3. Bentuk Kepala Raket: Teardrop vs. Open Heart
Bentuk rangka raket sangat memengaruhi sweet spot (titik pukul optimal):
- Teardrop (Tetes Air): Memiliki senar vertikal yang lebih panjang dan tidak memiliki “jembatan” di bagian bawah kepala. Ini memberikan power yang sangat besar karena senar bisa membal lebih elastis.
- Open Heart (Bridge): Memiliki area senar yang lebih pendek karena adanya jembatan di bagian bawah. Ini memberikan sweet spot yang lebih kecil namun menawarkan kontrol dan akurasi yang jauh lebih presisi.
4. Tingkat Kekakuan Rangka (Stiffness)
- Rangka Kaku (Stiff): Memberikan stabilitas dan kekuatan yang lebih baik, namun getarannya lebih terasa di tangan.
- Rangka Fleksibel: Lebih nyaman di tangan karena menyerap getaran lebih baik, namun sedikit mengurangi kekuatan pukulan.
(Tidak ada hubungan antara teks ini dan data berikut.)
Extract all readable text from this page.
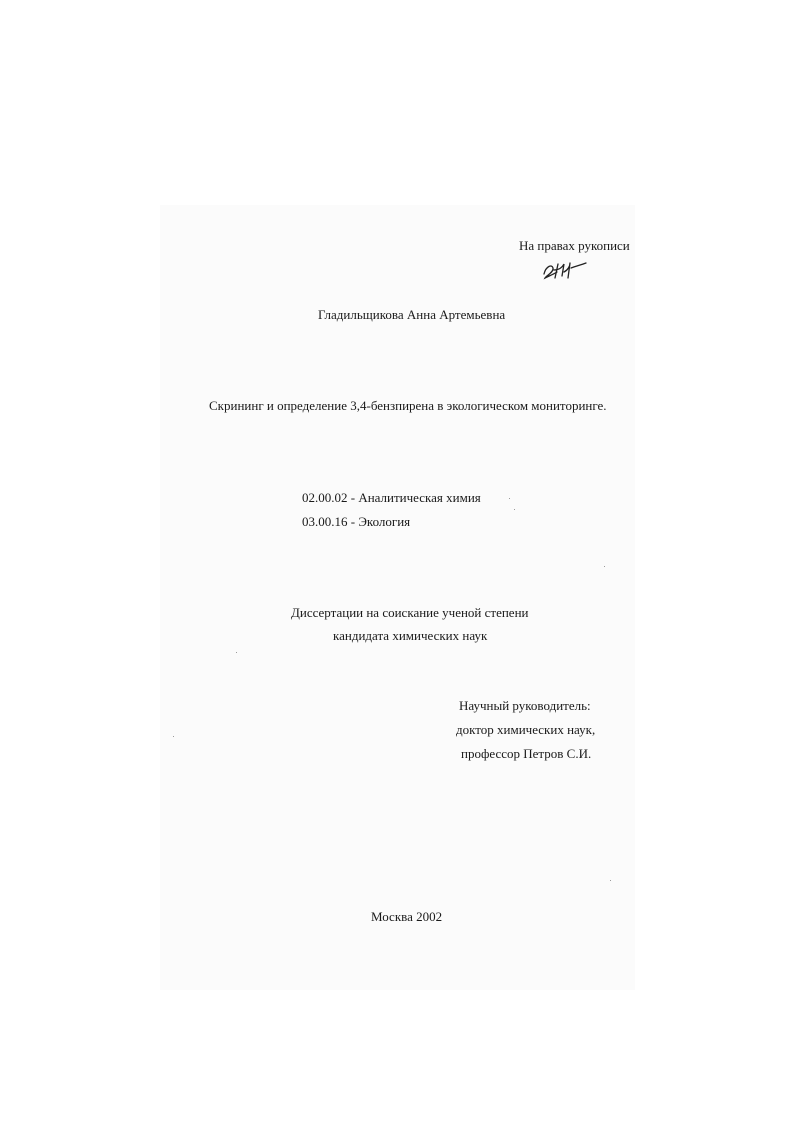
На правах рукописи
Гладильщикова Анна Артемьевна
Скрининг и определение 3,4-бензпирена в экологическом мониторинге.
02.00.02 - Аналитическая химия
03.00.16 - Экология
Диссертации на соискание ученой степени
кандидата химических наук
Научный руководитель:
доктор химических наук,
профессор Петров С.И.
Москва 2002
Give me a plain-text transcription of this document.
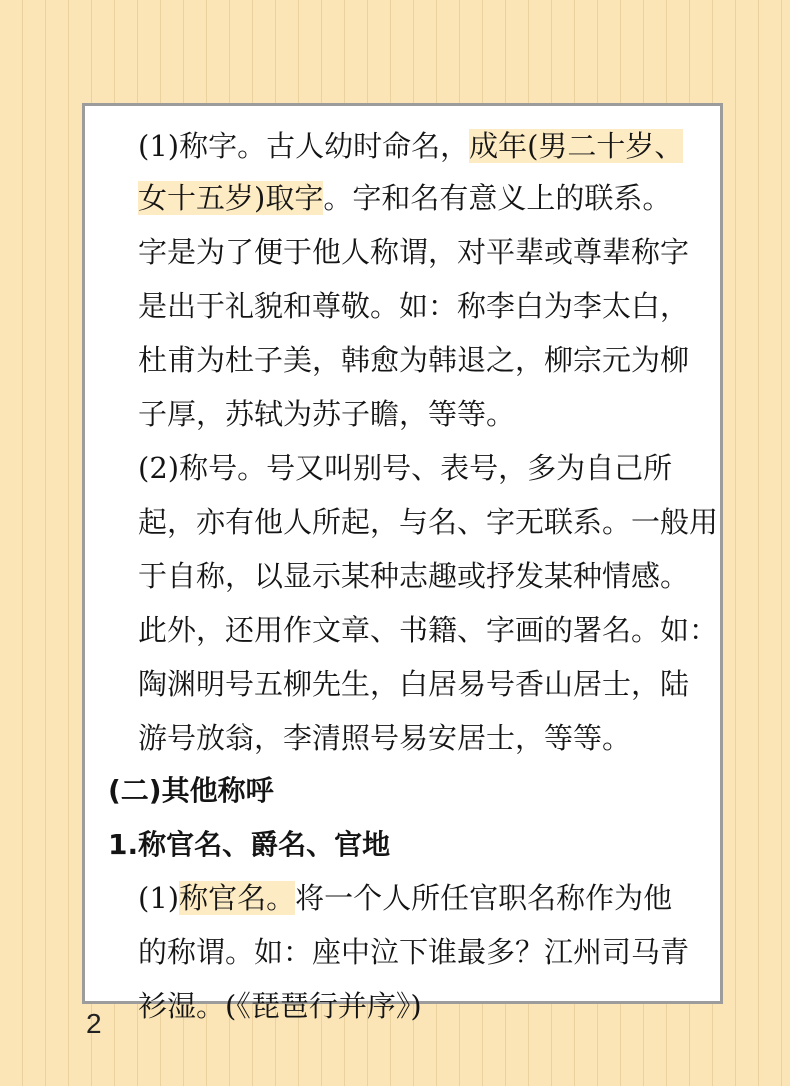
(1)称字。古人幼时命名，成年(男二十岁、
女十五岁)取字。字和名有意义上的联系。
字是为了便于他人称谓，对平辈或尊辈称字
是出于礼貌和尊敬。如：称李白为李太白，
杜甫为杜子美，韩愈为韩退之，柳宗元为柳
子厚，苏轼为苏子瞻，等等。
(2)称号。号又叫别号、表号，多为自己所
起，亦有他人所起，与名、字无联系。一般用
于自称，以显示某种志趣或抒发某种情感。
此外，还用作文章、书籍、字画的署名。如：
陶渊明号五柳先生，白居易号香山居士，陆
游号放翁，李清照号易安居士，等等。
(二)其他称呼
1.称官名、爵名、官地
(1)称官名。将一个人所任官职名称作为他
的称谓。如：座中泣下谁最多？江州司马青
衫湿。(《琵琶行并序》)
2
Cocok bagi pemain yang pernah mengalami masalah cedera lengan.
5. Jenis Senar dan Ukuran Grip
Jangan lupakan detail kecil. Senar yang lebih tipis memberikan kontrol dan feel lebih baik namun mudah putus, sementara senar tebal lebih tahan lama. Untuk grip, pastikan ukurannya pas di telapak tangan agar raket tidak mudah berputar saat terkena benturan bola yang keras.
Kesimpulan
Jika Anda adalah pemain yang suka menyerang dengan kecepatan, pilihlah raket ringan dengan keseimbangan head light. Namun, jika Anda tipe pemain yang sabar dan suka menekan lawan dengan pukulan dalam, raket head heavy dengan bentuk teardrop akan sangat membantu.